III. Jury Trial Demand
Running Bird's Complaint demands a jury trial. Doc. 14; Doc. 1 at 8 (civil cover sheet). But the only claim to survive summary judgment is Running Bird's free exercise claim for family pow wows under RLUIPA. Monetary damages are unavailable under RLUIPA. Running Bird's surviving claim is therefore limited to declaratory and injunctive relief, both equitable remedies. There is no right to a juiy trial on claims limited to equitable relief. See, e.g., Hornsby v. St. Louis Sw. Ry. Co., 963 F.2d 1130 (8th Cir. 1992) (holding that a plaintiff is not entitled to a jury trial when claims are equitable in nature); Baum v. Blue Moons Ventures, LLC, 513 F.3d 181, 193 (5th Cir. 2008) (“Unless Congress has expressly provided to the contrary, an injunction is an equitable remedy that does not invoke a constitutional right to a jury trial.”); Kramer v. Banc of Am. Sec., LLC, 355 F.3d 961, 966 (7th Cir. 2004) (“There is no right to a jury where the only remedies sought (or available) are equitable.” (citations omitted)); Holt v. Payne, 22-cv-00553, 2024 WL 3166079, at *1 n.2 (E.D. Ark. June 25, 2024) (noting the absence of a jury question since plaintiff seeks only injunctive relief). Running Bird's request for a jury trial is, therefore, denied. The Court will be in contact with counsel soon to schedule a bench trial on the lone remaining claim for family pow wows under RLUIPA.
IV. Conclusion
For the above reasons, it is hereby
ORDERED that Defendants' Renewed Motion for Summary Judgment, Doc. 41, is denied as to the claim below:
1. Running Bird's family pow wow claim under RLUIPA against all Defendants in their official capacities seeking injunctive relief. It is further
ORDERED that Defendants' Renewed Motion for Summary Judgment, Doc. 41, is granted as to the following claims:
1. Running Bird's claim for separate sweat ceremonies under RLUIPA against all Defendants in their official capacities seeking injunctive relief.

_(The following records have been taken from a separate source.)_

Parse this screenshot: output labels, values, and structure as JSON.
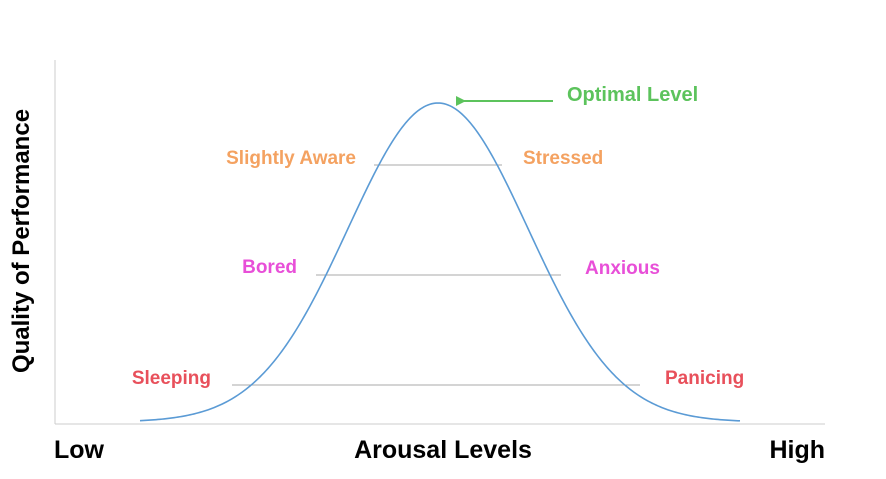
{
  "axes": {
    "y_label": "Quality of Performance",
    "x_label": "Arousal Levels",
    "x_low": "Low",
    "x_high": "High"
  },
  "peak_label": "Optimal Level",
  "levels": [
    {
      "left": "Slightly Aware",
      "right": "Stressed",
      "color": "#f4a261"
    },
    {
      "left": "Bored",
      "right": "Anxious",
      "color": "#e84fd8"
    },
    {
      "left": "Sleeping",
      "right": "Panicing",
      "color": "#e8505b"
    }
  ],
  "colors": {
    "curve": "#5b9bd5",
    "level_line": "#8c8c8c",
    "axis": "#cccccc",
    "optimal": "#5cc35c",
    "axis_text": "#000000"
  }
}
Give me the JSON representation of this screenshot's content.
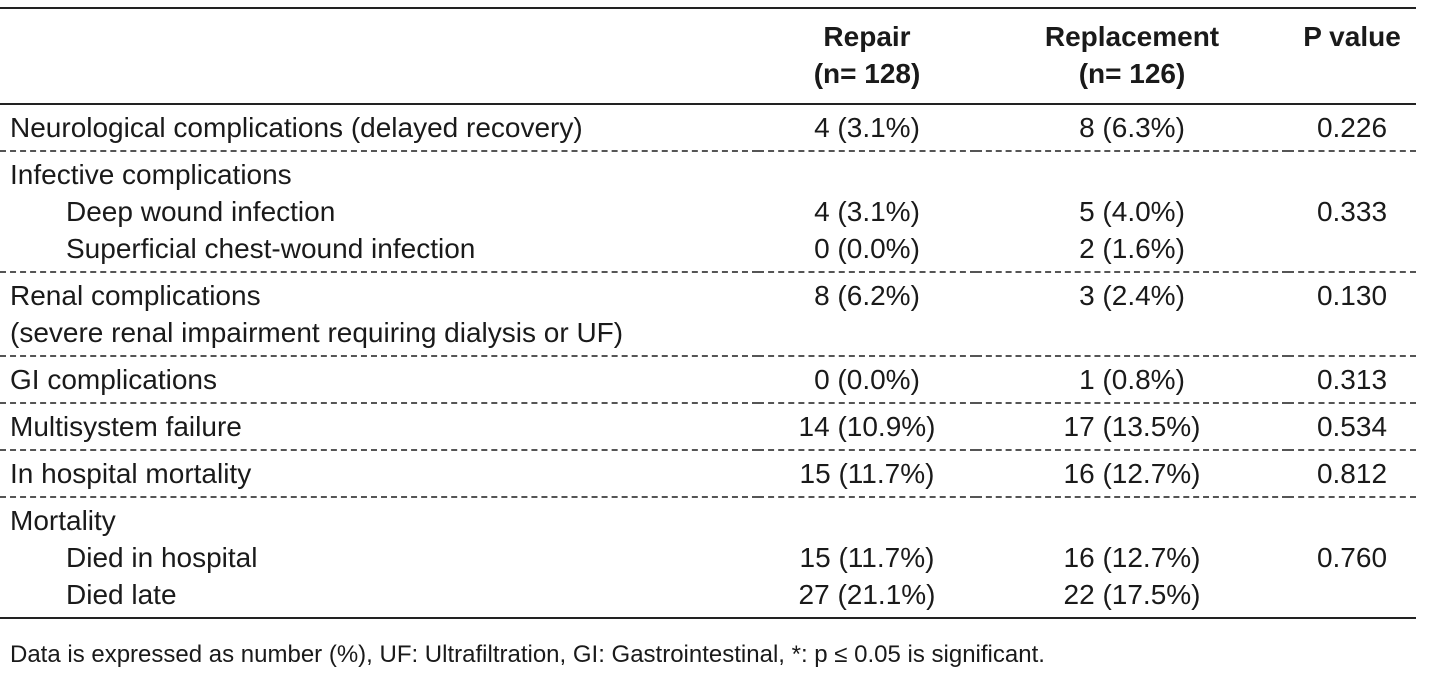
{
  "header": {
    "col_label": "",
    "repair": "Repair",
    "repair_n": "(n= 128)",
    "replacement": "Replacement",
    "replacement_n": "(n= 126)",
    "pvalue": "P value"
  },
  "rows": [
    {
      "lines": [
        {
          "label": "Neurological complications (delayed recovery)",
          "repair": "4 (3.1%)",
          "replacement": "8 (6.3%)",
          "p": "0.226",
          "indent": false
        }
      ]
    },
    {
      "lines": [
        {
          "label": "Infective complications",
          "repair": "",
          "replacement": "",
          "p": "",
          "indent": false
        },
        {
          "label": "Deep wound infection",
          "repair": "4 (3.1%)",
          "replacement": "5 (4.0%)",
          "p": "0.333",
          "indent": true
        },
        {
          "label": "Superficial chest-wound infection",
          "repair": "0 (0.0%)",
          "replacement": "2 (1.6%)",
          "p": "",
          "indent": true
        }
      ]
    },
    {
      "lines": [
        {
          "label": "Renal complications",
          "repair": "8 (6.2%)",
          "replacement": "3 (2.4%)",
          "p": "0.130",
          "indent": false
        },
        {
          "label": "(severe renal impairment requiring dialysis or UF)",
          "repair": "",
          "replacement": "",
          "p": "",
          "indent": false
        }
      ]
    },
    {
      "lines": [
        {
          "label": "GI complications",
          "repair": "0 (0.0%)",
          "replacement": "1 (0.8%)",
          "p": "0.313",
          "indent": false
        }
      ]
    },
    {
      "lines": [
        {
          "label": "Multisystem failure",
          "repair": "14 (10.9%)",
          "replacement": "17 (13.5%)",
          "p": "0.534",
          "indent": false
        }
      ]
    },
    {
      "lines": [
        {
          "label": "In hospital mortality",
          "repair": "15 (11.7%)",
          "replacement": "16 (12.7%)",
          "p": "0.812",
          "indent": false
        }
      ]
    },
    {
      "lines": [
        {
          "label": "Mortality",
          "repair": "",
          "replacement": "",
          "p": "",
          "indent": false
        },
        {
          "label": "Died in hospital",
          "repair": "15 (11.7%)",
          "replacement": "16 (12.7%)",
          "p": "0.760",
          "indent": true
        },
        {
          "label": "Died late",
          "repair": "27 (21.1%)",
          "replacement": "22 (17.5%)",
          "p": "",
          "indent": true
        }
      ]
    }
  ],
  "footnote": "Data is expressed as number (%), UF: Ultrafiltration, GI: Gastrointestinal, *: p ≤ 0.05 is significant."
}
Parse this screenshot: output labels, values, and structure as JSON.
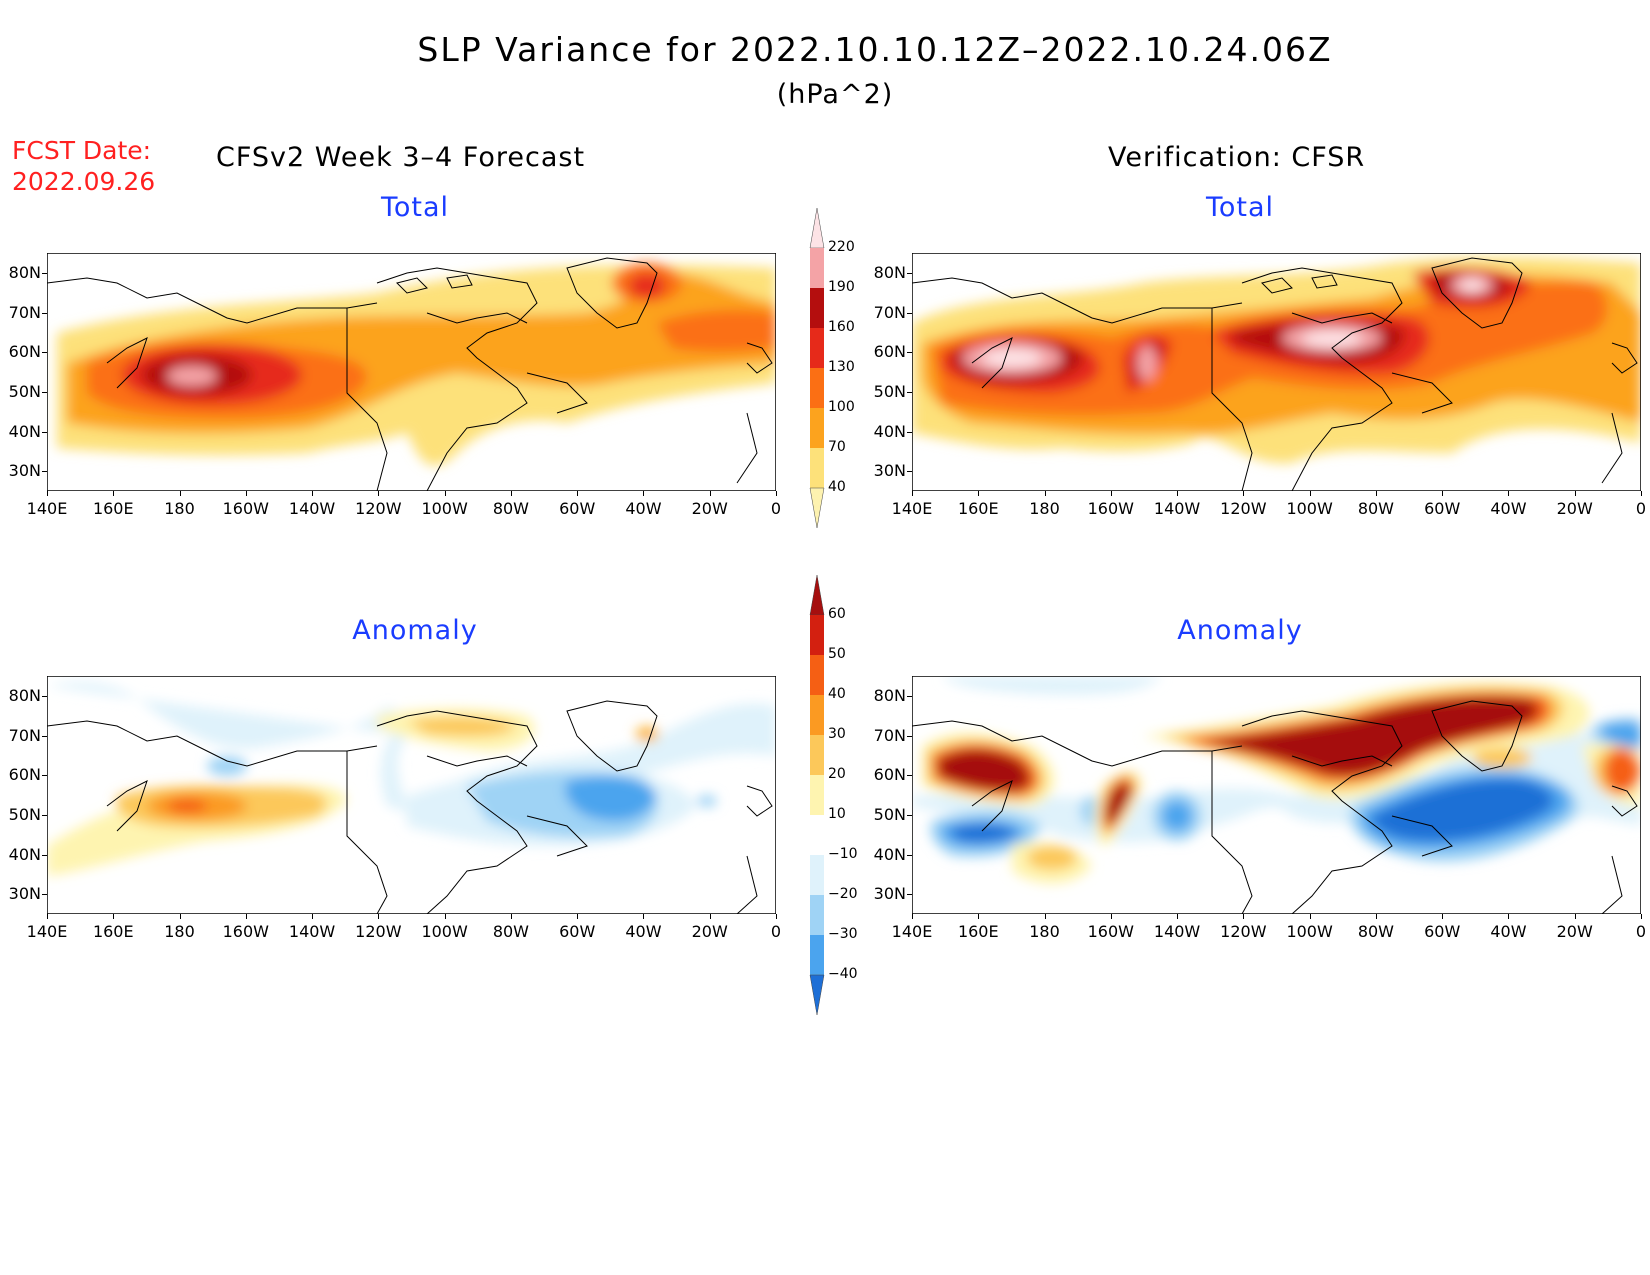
{
  "title": "SLP Variance for 2022.10.10.12Z–2022.10.24.06Z",
  "units": "(hPa^2)",
  "fcst_date": {
    "label": "FCST Date:",
    "value": "2022.09.26"
  },
  "left_heading": "CFSv2 Week 3–4 Forecast",
  "right_heading": "Verification: CFSR",
  "panels": {
    "forecast_total": {
      "subtitle": "Total"
    },
    "verification_total": {
      "subtitle": "Total"
    },
    "forecast_anomaly": {
      "subtitle": "Anomaly"
    },
    "verification_anomaly": {
      "subtitle": "Anomaly"
    }
  },
  "lat_labels": [
    "80N",
    "70N",
    "60N",
    "50N",
    "40N",
    "30N"
  ],
  "lon_labels": [
    "140E",
    "160E",
    "180",
    "160W",
    "140W",
    "120W",
    "100W",
    "80W",
    "60W",
    "40W",
    "20W",
    "0"
  ],
  "total_colorbar": {
    "levels": [
      "220",
      "190",
      "160",
      "130",
      "100",
      "70",
      "40"
    ],
    "colors": [
      "#fde3e6",
      "#f4a3a6",
      "#b40e0e",
      "#e62a1a",
      "#fb6f14",
      "#fca31e",
      "#fde17a",
      "#fdf2b0"
    ]
  },
  "anomaly_colorbar": {
    "levels": [
      "60",
      "50",
      "40",
      "30",
      "20",
      "10",
      "−10",
      "−20",
      "−30",
      "−40"
    ],
    "colors": [
      "#a50f0f",
      "#d32010",
      "#f55f14",
      "#fb9a22",
      "#fcc85a",
      "#fef4b0",
      "#ffffff",
      "#dff2fb",
      "#9fd3f5",
      "#4ba4ee",
      "#1e6fd6"
    ]
  },
  "chart_data": {
    "type": "heatmap",
    "variable": "SLP Variance",
    "units": "hPa^2",
    "x_range": [
      "140E",
      "0"
    ],
    "y_range": [
      "25N",
      "85N"
    ],
    "panels": [
      {
        "id": "forecast_total",
        "model": "CFSv2 Week 3–4 Forecast",
        "field": "Total",
        "features": [
          {
            "region": "North Pacific",
            "lon": "175E",
            "lat": "50N",
            "value_range": "190-220"
          },
          {
            "region": "Greenland",
            "lon": "40W",
            "lat": "72N",
            "value_range": "130-160"
          },
          {
            "region": "North Atlantic",
            "lon": "25W",
            "lat": "62N",
            "value_range": "100-130"
          },
          {
            "region": "Hudson Bay",
            "lon": "100W",
            "lat": "62N",
            "value_range": "70-100"
          }
        ]
      },
      {
        "id": "verification_total",
        "model": "CFSR",
        "field": "Total",
        "features": [
          {
            "region": "Kamchatka/NW Pacific",
            "lon": "165E",
            "lat": "52N",
            "value_range": ">220"
          },
          {
            "region": "Gulf of Alaska",
            "lon": "145W",
            "lat": "50N",
            "value_range": ">220"
          },
          {
            "region": "Hudson Bay",
            "lon": "85W",
            "lat": "60N",
            "value_range": ">220"
          },
          {
            "region": "Greenland",
            "lon": "40W",
            "lat": "74N",
            "value_range": ">220"
          },
          {
            "region": "Canadian Arctic",
            "lon": "120W",
            "lat": "64N",
            "value_range": "160-220"
          }
        ]
      },
      {
        "id": "forecast_anomaly",
        "model": "CFSv2 Week 3–4 Forecast",
        "field": "Anomaly",
        "features": [
          {
            "region": "North Pacific",
            "lon": "175E",
            "lat": "50N",
            "value_range": "40-50"
          },
          {
            "region": "Canadian Arctic",
            "lon": "100W",
            "lat": "70N",
            "value_range": "10-30"
          },
          {
            "region": "Labrador Sea / NW Atlantic",
            "lon": "55W",
            "lat": "52N",
            "value_range": "-30 to -40"
          },
          {
            "region": "Greenland",
            "lon": "40W",
            "lat": "71N",
            "value_range": "20-30"
          }
        ]
      },
      {
        "id": "verification_anomaly",
        "model": "CFSR",
        "field": "Anomaly",
        "features": [
          {
            "region": "Kamchatka",
            "lon": "160E",
            "lat": "57N",
            "value_range": ">60"
          },
          {
            "region": "Gulf of Alaska",
            "lon": "147W",
            "lat": "50N",
            "value_range": ">60"
          },
          {
            "region": "Canada / Greenland",
            "lon": "80W",
            "lat": "70N",
            "value_range": ">60"
          },
          {
            "region": "NW Pacific south",
            "lon": "162E",
            "lat": "42N",
            "value_range": "<-40"
          },
          {
            "region": "North Atlantic",
            "lon": "55W",
            "lat": "47N",
            "value_range": "<-40"
          },
          {
            "region": "NE Atlantic",
            "lon": "10W",
            "lat": "70N",
            "value_range": "-30 to -40"
          }
        ]
      }
    ]
  }
}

2. Running Bird's free exercise claim for injunctive relief against all Defendants in their official capacities arising out of the combined sweat ceremonies.
3. Running Bird's equal protection claim against all Defendants in their official capacities for injunctive relief.
4. Running Bird's free exercise claim arising from combined sweat ceremonies against Mertens-Jones in her individual capacity. It is finally
ORDERED that Running Bird's demand for a jury trial is denied.